Multi-modal behaviors exhibited by surrounding vehicles (SVs) can typically lead to traffic congestion and reduce the travel efficiency of autonomous vehicles (AVs) in dense traffic. This paper proposes a real-time parallel trajectory optimization method for the AV to achieve high travel efficiency in dynamic and congested environments. A spatiotemporal safety module is developed to facilitate the safe interaction between the AV and SVs in the presence of trajectory prediction errors resulting from the multi-modal behaviors of the SVs. By leveraging multiple shooting and constraint transcription, we transform the trajectory optimization problem into a nonlinear programming problem, which allows for the use of optimization solvers and parallel computing techniques to generate multiple feasible trajectories in parallel.

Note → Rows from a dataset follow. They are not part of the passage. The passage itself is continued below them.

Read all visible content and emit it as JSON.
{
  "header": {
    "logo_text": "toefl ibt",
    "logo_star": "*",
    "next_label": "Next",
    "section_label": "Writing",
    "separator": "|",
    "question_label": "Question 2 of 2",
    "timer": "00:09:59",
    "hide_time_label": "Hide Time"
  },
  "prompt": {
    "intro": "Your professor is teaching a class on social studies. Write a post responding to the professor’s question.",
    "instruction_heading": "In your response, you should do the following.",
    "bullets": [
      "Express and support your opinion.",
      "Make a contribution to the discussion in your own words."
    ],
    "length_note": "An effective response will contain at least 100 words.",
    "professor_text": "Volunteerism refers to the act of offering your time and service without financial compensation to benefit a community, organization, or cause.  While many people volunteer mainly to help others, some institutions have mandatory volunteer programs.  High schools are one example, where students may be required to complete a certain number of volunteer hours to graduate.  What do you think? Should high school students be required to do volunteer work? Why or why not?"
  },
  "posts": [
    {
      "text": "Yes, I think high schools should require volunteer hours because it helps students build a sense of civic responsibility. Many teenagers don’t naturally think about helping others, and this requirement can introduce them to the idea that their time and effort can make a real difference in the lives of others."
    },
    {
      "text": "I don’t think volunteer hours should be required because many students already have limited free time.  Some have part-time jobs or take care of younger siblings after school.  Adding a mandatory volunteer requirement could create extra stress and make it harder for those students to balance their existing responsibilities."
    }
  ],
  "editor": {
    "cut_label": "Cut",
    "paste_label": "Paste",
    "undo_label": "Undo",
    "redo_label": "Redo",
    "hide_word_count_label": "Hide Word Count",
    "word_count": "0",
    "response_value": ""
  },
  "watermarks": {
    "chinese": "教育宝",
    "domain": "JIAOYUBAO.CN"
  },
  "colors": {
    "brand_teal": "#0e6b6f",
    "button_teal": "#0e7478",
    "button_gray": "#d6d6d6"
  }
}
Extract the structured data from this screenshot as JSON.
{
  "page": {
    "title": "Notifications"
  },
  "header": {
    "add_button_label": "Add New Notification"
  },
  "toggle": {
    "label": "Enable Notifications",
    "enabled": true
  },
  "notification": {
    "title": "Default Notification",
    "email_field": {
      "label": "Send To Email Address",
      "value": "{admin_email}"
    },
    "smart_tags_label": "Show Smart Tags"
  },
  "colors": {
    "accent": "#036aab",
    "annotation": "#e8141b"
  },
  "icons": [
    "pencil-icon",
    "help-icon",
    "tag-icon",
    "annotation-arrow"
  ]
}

Subsequently, these spatiotemporal trajectories are fed into a multi-objective evaluation module considering both safety and efficiency objectives, such that the optimal feasible trajectory corresponding to the optimal target lane can be selected. The proposed framework is validated through simulations in a dense and congested driving scenario with multiple uncertain SVs. The results demonstrate that our method enables the AV to safely navigate through a dense and congested traffic scenario while achieving high travel efficiency and task accuracy in real time.

翻译：周围车辆所展现的多模态行为通常会导致交通拥堵，并降低自主驾驶车辆在密集交通中的行驶效率。本文提出一种实时并行轨迹优化方法，使自主驾驶车辆能够在动态拥堵环境中实现高行驶效率。针对周围车辆多模态行为导致的轨迹预测误差，我们开发了一个时空安全模块，以促进自主驾驶车辆与周围车辆之间的安全交互。通过利用多重打靶法和约束转录技术，我们将轨迹优化问题转化为非线性规划问题，从而能够使用优化求解器和并行计算技术并行生成多条可行轨迹。随后，这些时空轨迹被输入到考虑安全与效率目标的多目标评估模块中，以选择与最优目标车道相对应的最优可行轨迹。通过在包含多个不确定周围车辆的密集拥堵驾驶场景中进行仿真验证，结果表明，该方法能够使自主驾驶车辆在安全穿越密集拥堵交通场景的同时，实时实现高行驶效率与任务精确性。